Seems small by an order of magnitude (at least). English alone is 1+ millions words

macleginn · 2024-10-23T22:04:50 1729721090

Most of these 1+ million words are almost never used, so 200k is plenty for English. Optimistically, we hope that rarer words would be longer and to some degree compositional (optim-ism, optim-istic, etc.), but unfortunately this is not what tokenisers arrive at (and you are more likely to get "opt-i-mis-m" or something like that). People have tried to optimise tokenisation and the main part of LLM training jointly, which leads to more sensible results, but this is unworkable for larger models, so we are stuck with inflated basic vocabularies.

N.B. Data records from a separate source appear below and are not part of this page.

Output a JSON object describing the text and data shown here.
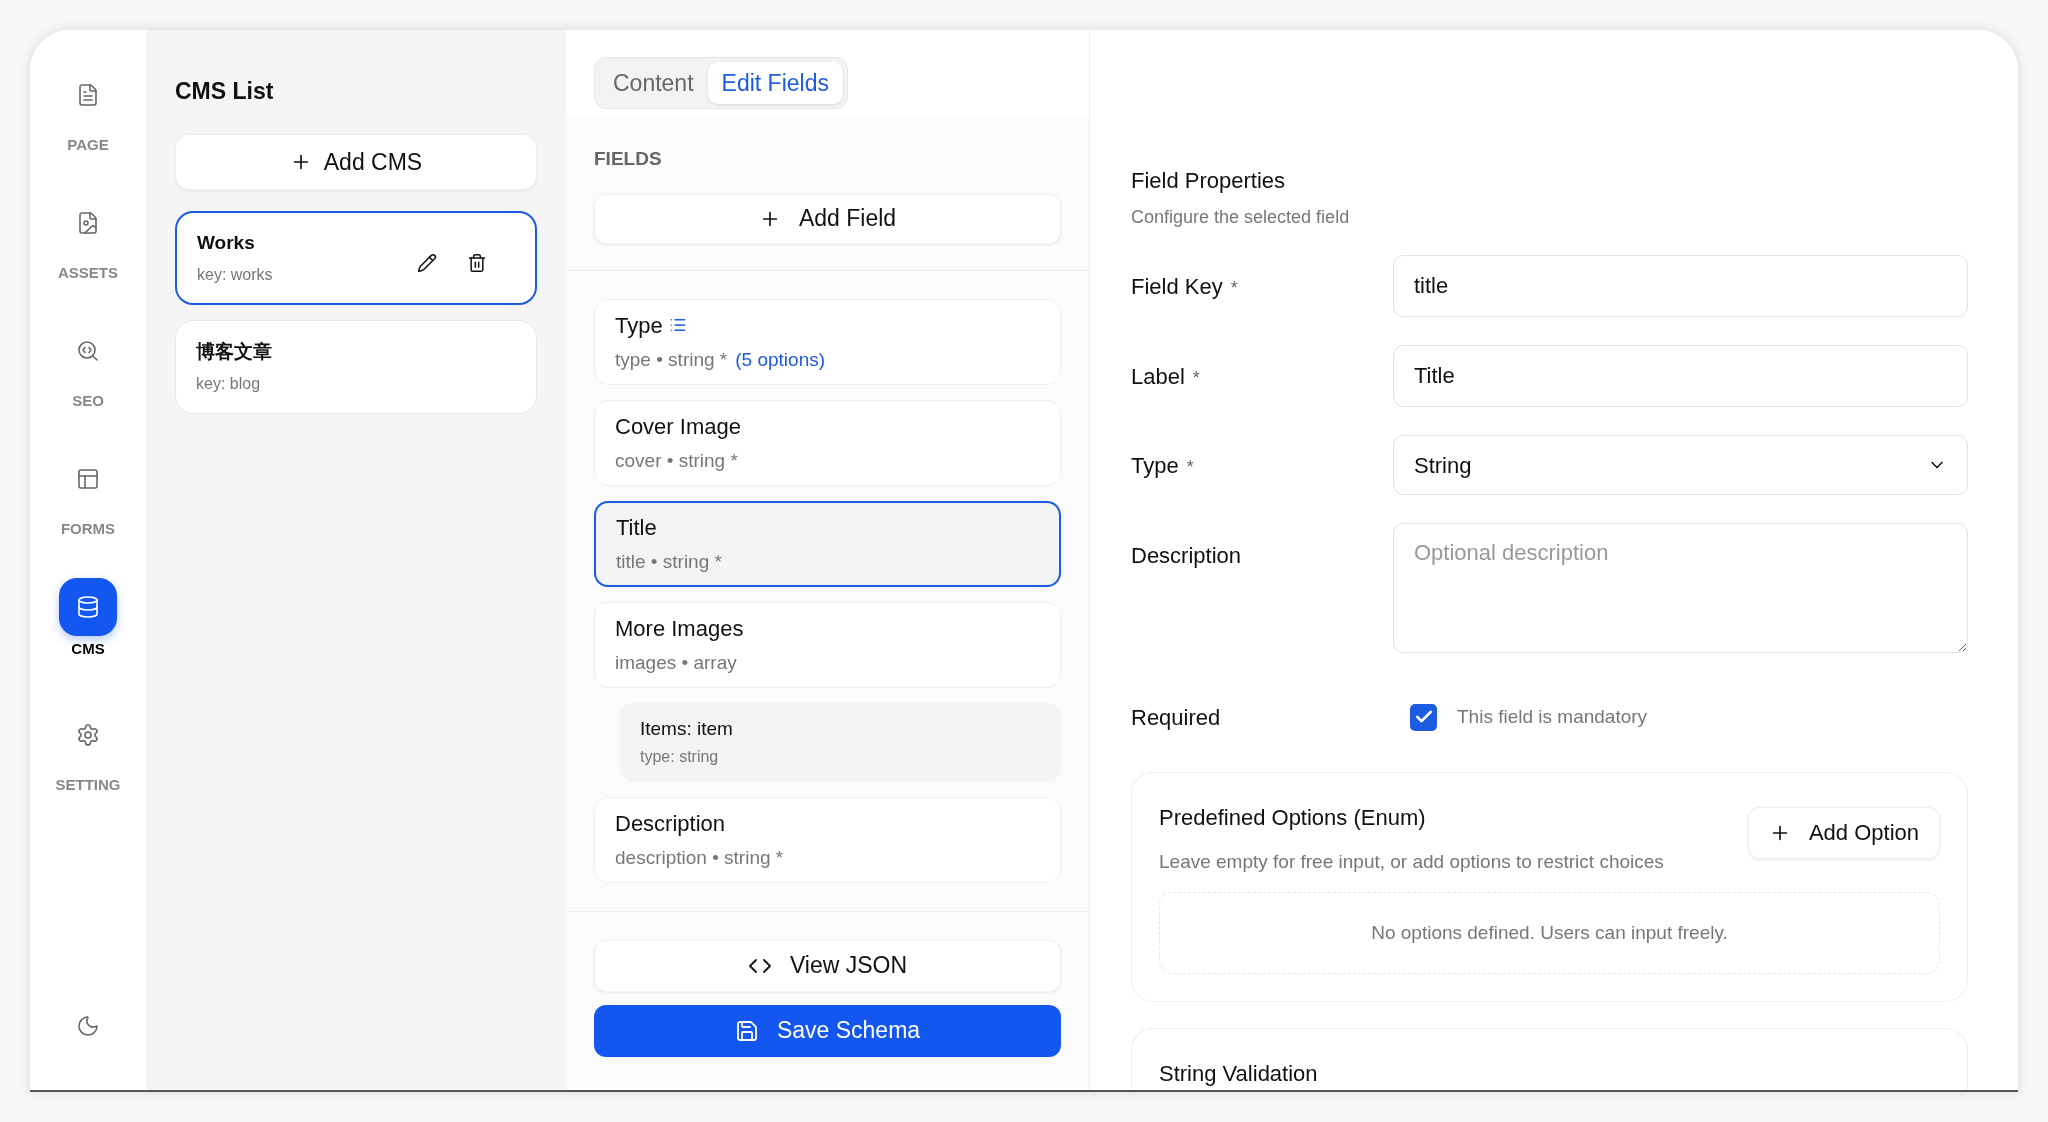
{
  "nav": {
    "items": [
      {
        "label": "PAGE",
        "selected": false
      },
      {
        "label": "ASSETS",
        "selected": false
      },
      {
        "label": "SEO",
        "selected": false
      },
      {
        "label": "FORMS",
        "selected": false
      },
      {
        "label": "CMS",
        "selected": true
      },
      {
        "label": "SETTING",
        "selected": false
      }
    ]
  },
  "cms_list": {
    "title": "CMS List",
    "add_button": "Add CMS",
    "items": [
      {
        "name": "Works",
        "key": "key: works",
        "selected": true
      },
      {
        "name": "博客文章",
        "key": "key: blog",
        "selected": false
      }
    ]
  },
  "editor": {
    "tabs": [
      {
        "label": "Content",
        "selected": false
      },
      {
        "label": "Edit Fields",
        "selected": true
      }
    ],
    "fields_heading": "FIELDS",
    "add_field_button": "Add Field",
    "fields": [
      {
        "label": "Type",
        "meta": "type • string *",
        "options": "(5 options)",
        "selected": false
      },
      {
        "label": "Cover Image",
        "meta": "cover • string *",
        "selected": false
      },
      {
        "label": "Title",
        "meta": "title • string *",
        "selected": true
      },
      {
        "label": "More Images",
        "meta": "images • array",
        "selected": false,
        "children": [
          {
            "label": "Items: item",
            "meta": "type: string"
          }
        ]
      },
      {
        "label": "Description",
        "meta": "description • string *",
        "selected": false
      }
    ],
    "view_json_button": "View JSON",
    "save_button": "Save Schema"
  },
  "properties": {
    "title": "Field Properties",
    "subtitle": "Configure the selected field",
    "rows": [
      {
        "kind": "input",
        "label": "Field Key",
        "mark": "*",
        "value": "title"
      },
      {
        "kind": "input",
        "label": "Label",
        "mark": "*",
        "value": "Title"
      },
      {
        "kind": "select",
        "label": "Type",
        "mark": "*",
        "value": "String"
      },
      {
        "kind": "textarea",
        "label": "Description",
        "placeholder": "Optional description"
      },
      {
        "kind": "checkbox",
        "label": "Required",
        "checked": true,
        "text": "This field is mandatory"
      }
    ],
    "enum": {
      "title": "Predefined Options (Enum)",
      "subtitle": "Leave empty for free input, or add options to restrict choices",
      "add_button": "Add Option",
      "empty_text": "No options defined. Users can input freely."
    },
    "validation": {
      "title": "String Validation"
    }
  }
}
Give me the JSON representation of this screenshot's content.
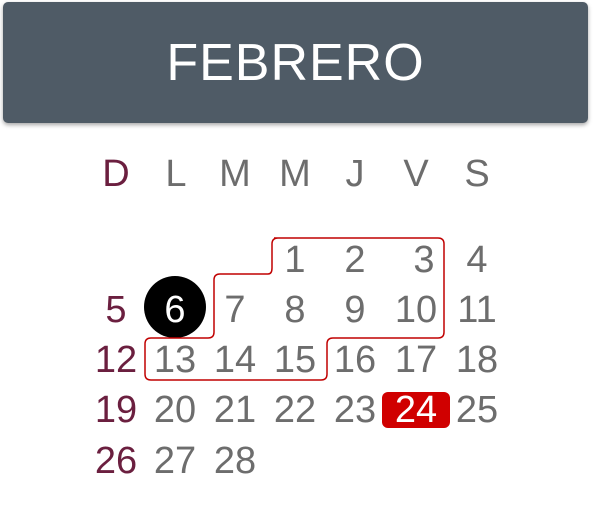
{
  "header": {
    "month": "FEBRERO"
  },
  "weekdays": [
    "D",
    "L",
    "M",
    "M",
    "J",
    "V",
    "S"
  ],
  "weeks": [
    [
      "",
      "",
      "",
      "",
      "1",
      "2",
      "3",
      "4"
    ],
    [
      "5",
      "6",
      "7",
      "8",
      "9",
      "10",
      "11"
    ],
    [
      "12",
      "13",
      "14",
      "15",
      "16",
      "17",
      "18"
    ],
    [
      "19",
      "20",
      "21",
      "22",
      "23",
      "24",
      "25"
    ],
    [
      "26",
      "27",
      "28",
      "",
      "",
      "",
      ""
    ]
  ],
  "colors": {
    "header_bg": "#4f5b66",
    "sunday": "#6b1f3f",
    "weekday": "#6d6d6d",
    "today_circle": "#000000",
    "holiday_box": "#d00000",
    "range_outline": "#c00000"
  },
  "markers": {
    "circled_day": "6",
    "highlighted_day": "24",
    "outlined_range": [
      "1",
      "2",
      "3",
      "7",
      "8",
      "9",
      "10",
      "13",
      "14",
      "15"
    ]
  }
}
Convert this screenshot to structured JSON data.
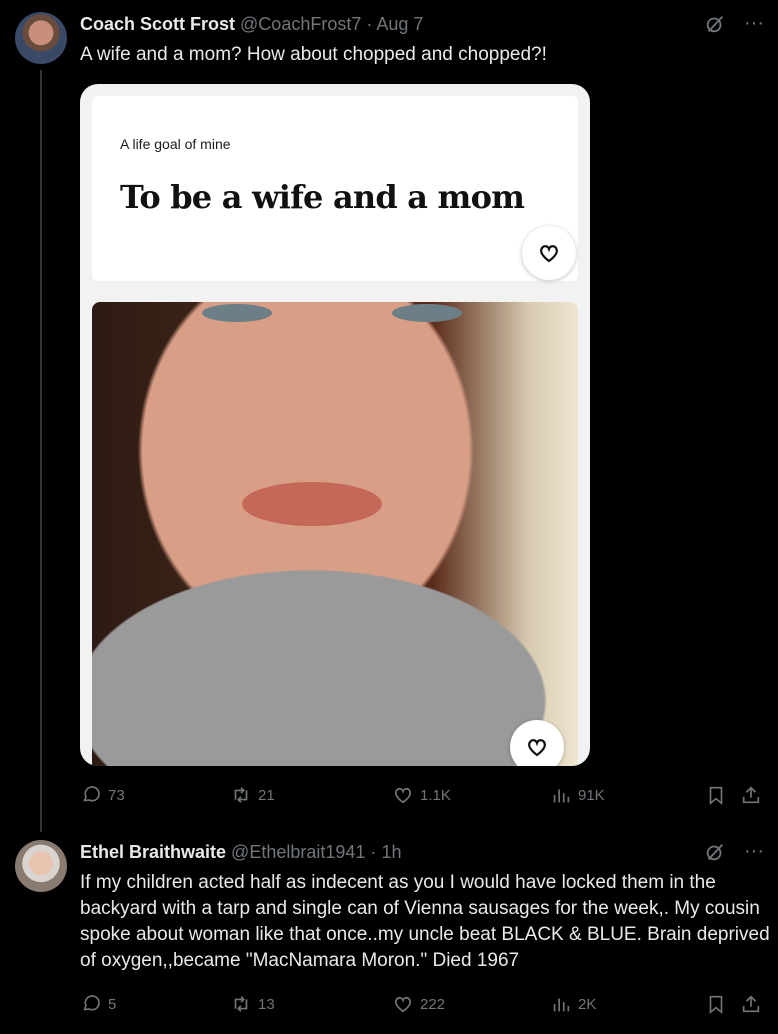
{
  "tweet1": {
    "name": "Coach Scott Frost",
    "handle": "@CoachFrost7",
    "time": "Aug 7",
    "text": "A wife and a mom? How about chopped and chopped?!",
    "media": {
      "card_subtitle": "A life goal of mine",
      "card_title": "To be a wife and a mom"
    },
    "actions": {
      "replies": "73",
      "reposts": "21",
      "likes": "1.1K",
      "views": "91K"
    }
  },
  "tweet2": {
    "name": "Ethel Braithwaite",
    "handle": "@Ethelbrait1941",
    "time": "1h",
    "text": "If my children acted half as indecent as you I would have locked them in the backyard with a tarp and single can of Vienna sausages for the week,. My cousin spoke about woman like that once..my uncle beat BLACK & BLUE. Brain deprived of oxygen,,became \"MacNamara Moron.\" Died 1967",
    "actions": {
      "replies": "5",
      "reposts": "13",
      "likes": "222",
      "views": "2K"
    }
  },
  "icons": {
    "reply": "reply-icon",
    "repost": "repost-icon",
    "like": "heart-icon",
    "views": "views-icon",
    "bookmark": "bookmark-icon",
    "share": "share-icon",
    "grok": "grok-icon",
    "more": "more-icon"
  },
  "colors": {
    "background": "#000000",
    "text": "#e7e9ea",
    "muted": "#71767b"
  }
}
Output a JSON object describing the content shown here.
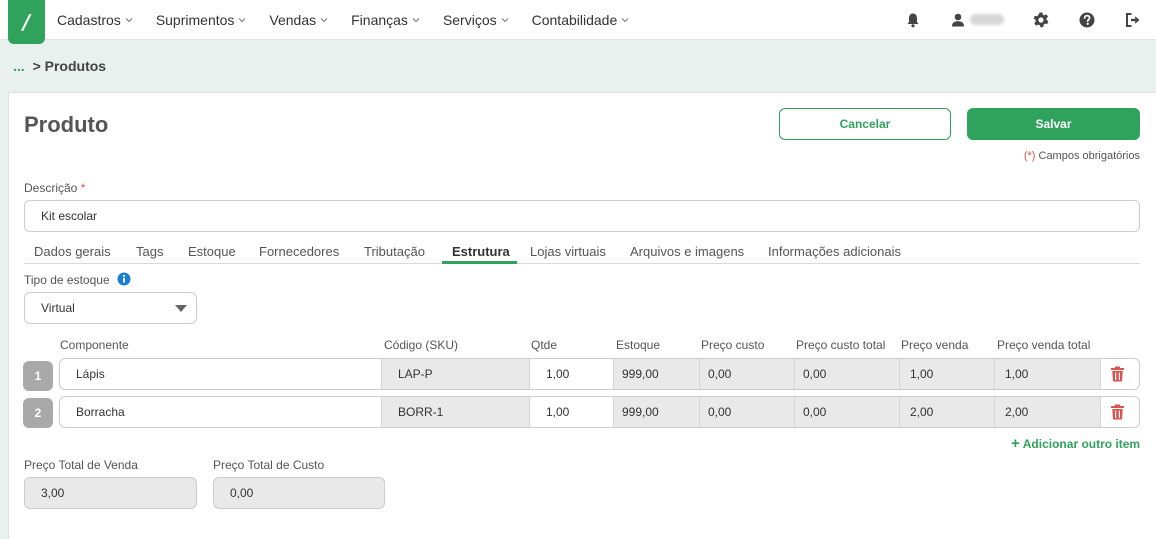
{
  "app": {
    "logo_text": "/",
    "menu": [
      {
        "label": "Cadastros"
      },
      {
        "label": "Suprimentos"
      },
      {
        "label": "Vendas"
      },
      {
        "label": "Finanças"
      },
      {
        "label": "Serviços"
      },
      {
        "label": "Contabilidade"
      }
    ],
    "icons": [
      "bell-icon",
      "user-icon",
      "gear-icon",
      "help-icon",
      "logout-icon"
    ]
  },
  "breadcrumb": {
    "ellipsis": "...",
    "separator": ">",
    "current": "Produtos"
  },
  "page": {
    "title": "Produto",
    "cancel_label": "Cancelar",
    "save_label": "Salvar",
    "required_note_star": "(*)",
    "required_note": "Campos obrigatórios"
  },
  "form": {
    "description_label": "Descrição",
    "description_value": "Kit escolar",
    "stock_type_label": "Tipo de estoque",
    "stock_type_value": "Virtual"
  },
  "tabs": [
    {
      "label": "Dados gerais"
    },
    {
      "label": "Tags"
    },
    {
      "label": "Estoque"
    },
    {
      "label": "Fornecedores"
    },
    {
      "label": "Tributação"
    },
    {
      "label": "Estrutura",
      "active": true
    },
    {
      "label": "Lojas virtuais"
    },
    {
      "label": "Arquivos e imagens"
    },
    {
      "label": "Informações adicionais"
    }
  ],
  "table": {
    "columns": [
      "Componente",
      "Código (SKU)",
      "Qtde",
      "Estoque",
      "Preço custo",
      "Preço custo total",
      "Preço venda",
      "Preço venda total"
    ],
    "rows": [
      {
        "num": "1",
        "componente": "Lápis",
        "sku": "LAP-P",
        "qtde": "1,00",
        "estoque": "999,00",
        "preco_custo": "0,00",
        "preco_custo_total": "0,00",
        "preco_venda": "1,00",
        "preco_venda_total": "1,00"
      },
      {
        "num": "2",
        "componente": "Borracha",
        "sku": "BORR-1",
        "qtde": "1,00",
        "estoque": "999,00",
        "preco_custo": "0,00",
        "preco_custo_total": "0,00",
        "preco_venda": "2,00",
        "preco_venda_total": "2,00"
      }
    ],
    "add_item_label": "Adicionar outro item"
  },
  "totals": {
    "venda_label": "Preço Total de Venda",
    "venda_value": "3,00",
    "custo_label": "Preço Total de Custo",
    "custo_value": "0,00"
  },
  "colors": {
    "accent": "#2fa35b",
    "required": "#d9534f",
    "trash": "#d9534f"
  }
}
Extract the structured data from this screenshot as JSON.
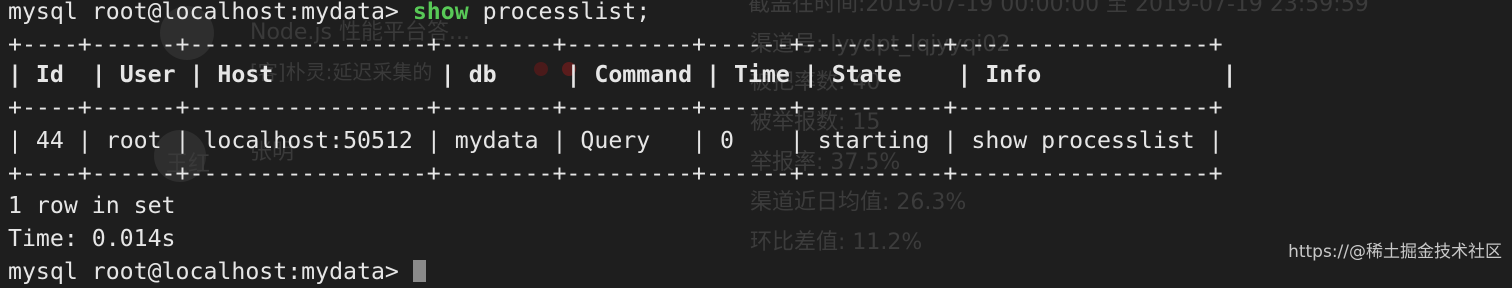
{
  "background": {
    "top_right_fragment": "截盖往时间:2019-07-19 00:00:00 至 2019-07-19 23:59:59",
    "items": [
      {
        "text": "Node.js 性能平台答..."
      },
      {
        "text": "[客]朴灵:延迟采集的"
      },
      {
        "text": "王红"
      },
      {
        "text": "张明"
      },
      {
        "text": "渠道号: lyydpt_lqjyyqi02"
      },
      {
        "text": "被把率数: 40"
      },
      {
        "text": "被举报数: 15"
      },
      {
        "text": "举报率: 37.5%"
      },
      {
        "text": "渠道近日均值: 26.3%"
      },
      {
        "text": "环比差值: 11.2%"
      }
    ]
  },
  "terminal": {
    "prompt": "mysql root@localhost:mydata> ",
    "command_keyword": "show",
    "command_rest": " processlist;",
    "border": "+----+------+-----------------+--------+---------+------+----------+------------------+",
    "header_cells": [
      "Id",
      "User",
      "Host",
      "db",
      "Command",
      "Time",
      "State",
      "Info"
    ],
    "row_cells": [
      "44",
      "root",
      "localhost:50512",
      "mydata",
      "Query",
      "0",
      "starting",
      "show processlist"
    ],
    "summary": "1 row in set",
    "time": "Time: 0.014s",
    "next_prompt": "mysql root@localhost:mydata> "
  },
  "watermark": "https://@稀土掘金技术社区"
}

It is also probably possible now to go even for larger vocabularies, in the 1-2 million range (by factorising the embedding matrix, for example), but this does not lead to noticeable improvements in performance, AFAIK.

Der_Einzige · 2024-10-23T23:07:46 1729724866

Performance would be massively improved on constrained text tasks. That alone makes it worth it to expand the vocabulary size.

mmoskal · 2024-10-23T20:24:59 1729715099

Tokens are often sub-word, all the way down to bytes (which are implicitly understood as UTF8 but models will sometimes generate invalid UTF8...).

spott · 2024-10-24T03:16:13 1729739773

BPE is complete. Every valid Unicode string can be encoded with any BPE tokenizer.

BPE basically starts with a token for every valid value for a Unicode byte and then creates new tokens by looking at common pairs of bytes (‘t’ followed by ‘h’ becomes a new token ’th’)

maytc · 2024-10-24T07:03:16 1729753396

The difference in the dates example seems right to me 20 October 2024 and 2024-20-10 are not the same.

Months in different locales can be written as yyyy-MM-dd. It can also be a catalog/reference number. So, it seems right that their embedding similarity is not perfectly aligned.

So, it's not a tokenizer problem. The text meant different things according to the LLM.

woolr · 2024-10-23T20:50:06 1729716606

Can't repro some of the numbers in this blog post, for example:

  from sentence_transformers import SentenceTransformer
  from sentence_transformers import util

  model = SentenceTransformer('all-MiniLM-L6-v2')

  data_to_check = [
    "I have recieved wrong package",
    "I hve recieved wrong package"
  ]
  embeddings = model.encode(data_to_check)
  util.cos_sim(embeddings, embeddings)

Outputs:

  tensor([[1.0000, 0.9749],
        [0.9749, 1.0000]])

1986 · 2024-10-23T21:04:26 1729717466

Your data differs from theirs - they have "I have received wrong package" vs "I hve received wrong pckage", you misspelled "received" in both and didn't omit an "a" from "package" in the "bad" data

gavin_gee · 2024-10-24T18:38:30 1729795110

do pictograms represent a way to reduce tokens?